8. Il résulte de l'instruction que les ressources mensuelles de Mme A comprennent l'allocation logement d'un montant de 254 euros et le revenu de solidarité active pour un montant de 497,50 euros, et s'élèvent ainsi à un montant total de 753,50 euros. Il résulte également de l'instruction que l'intéressée, qui vit seule, doit assumer des charges mensuelles s'élevant à un montant total d'environ 753 euros, comprenant un loyer de 450 euros, une assurance habitation d'un montant de 17,60 euros, l'eau et l'électricité pour un montant moyen de 60 euros et des impôts locaux d'un montant de 15,83 euros, soit un montant total de 544,43 euros. Dès lors, il résulte de l'instruction que le niveau de ses ressources et celui de ses charges est tel que le remboursement de l'indu resté à sa charge, dont la récupération est échelonnée à hauteur de 49 euros par mois, excède sa capacité contributive. Il s'ensuit que Mme A, qui est de bonne foi, se trouve dans une situation de précarité justifiant que lui soit accordée une remise partielle à hauteur de 75 % de la dette demeurant à sa charge, soit un montant de 2 657,72 euros.

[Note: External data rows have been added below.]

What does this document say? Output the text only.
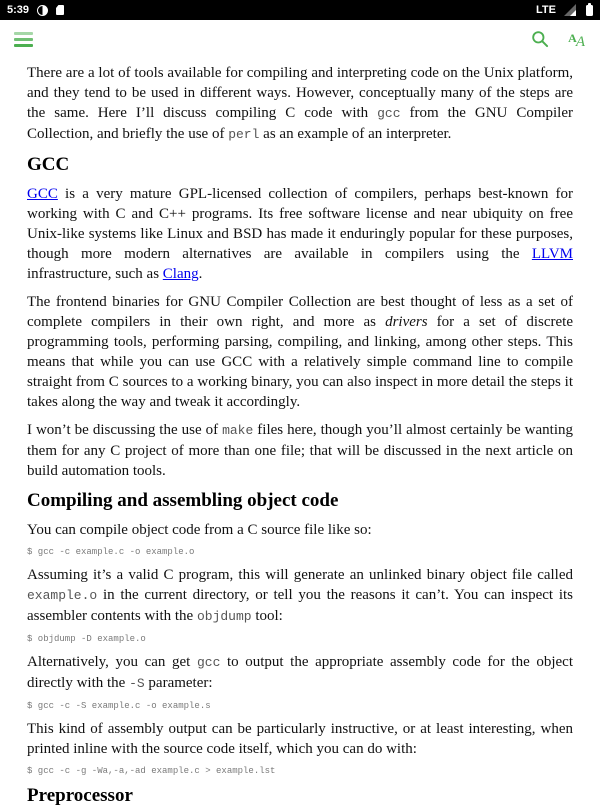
5:39	LTE
A A

There are a lot of tools available for compiling and interpreting code on the Unix platform, and they tend to be used in different ways. However, conceptually many of the steps are the same. Here I’ll discuss compiling C code with gcc from the GNU Compiler Collection, and briefly the use of perl as an example of an interpreter.

GCC

GCC is a very mature GPL-licensed collection of compilers, perhaps best-known for working with C and C++ programs. Its free software license and near ubiquity on free Unix-like systems like Linux and BSD has made it enduringly popular for these purposes, though more modern alternatives are available in compilers using the LLVM infrastructure, such as Clang.

The frontend binaries for GNU Compiler Collection are best thought of less as a set of complete compilers in their own right, and more as drivers for a set of discrete programming tools, performing parsing, compiling, and linking, among other steps. This means that while you can use GCC with a relatively simple command line to compile straight from C sources to a working binary, you can also inspect in more detail the steps it takes along the way and tweak it accordingly.

I won’t be discussing the use of make files here, though you’ll almost certainly be wanting them for any C project of more than one file; that will be discussed in the next article on build automation tools.

Compiling and assembling object code

You can compile object code from a C source file like so:

$ gcc -c example.c -o example.o

Assuming it’s a valid C program, this will generate an unlinked binary object file called example.o in the current directory, or tell you the reasons it can’t. You can inspect its assembler contents with the objdump tool:

$ objdump -D example.o

Alternatively, you can get gcc to output the appropriate assembly code for the object directly with the -S parameter:

$ gcc -c -S example.c -o example.s

This kind of assembly output can be particularly instructive, or at least interesting, when printed inline with the source code itself, which you can do with:

$ gcc -c -g -Wa,-a,-ad example.c > example.lst
Preprocessor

9. Il résulte de tout ce qui précède que Mme A est fondée à demander l'annulation de la décision du 8 décembre 2021 par laquelle le président du conseil départemental de l'Ardèche a refusé de lui accorder une remise de sa dette de revenu de solidarité active et à ce que lui soit accordée une remise d'un montant de 2 657,72 euros. Ses conclusions tendant au reversement des sommes qui ont déjà été recouvrées doivent, en revanche, être rejetées.
D E C I D E :
Article 1er : La décision du 8 décembre 2021, par laquelle le président du conseil départemental de l'Ardèche a rejeté la demande de remise de dette présentée par Mme A, est annulée.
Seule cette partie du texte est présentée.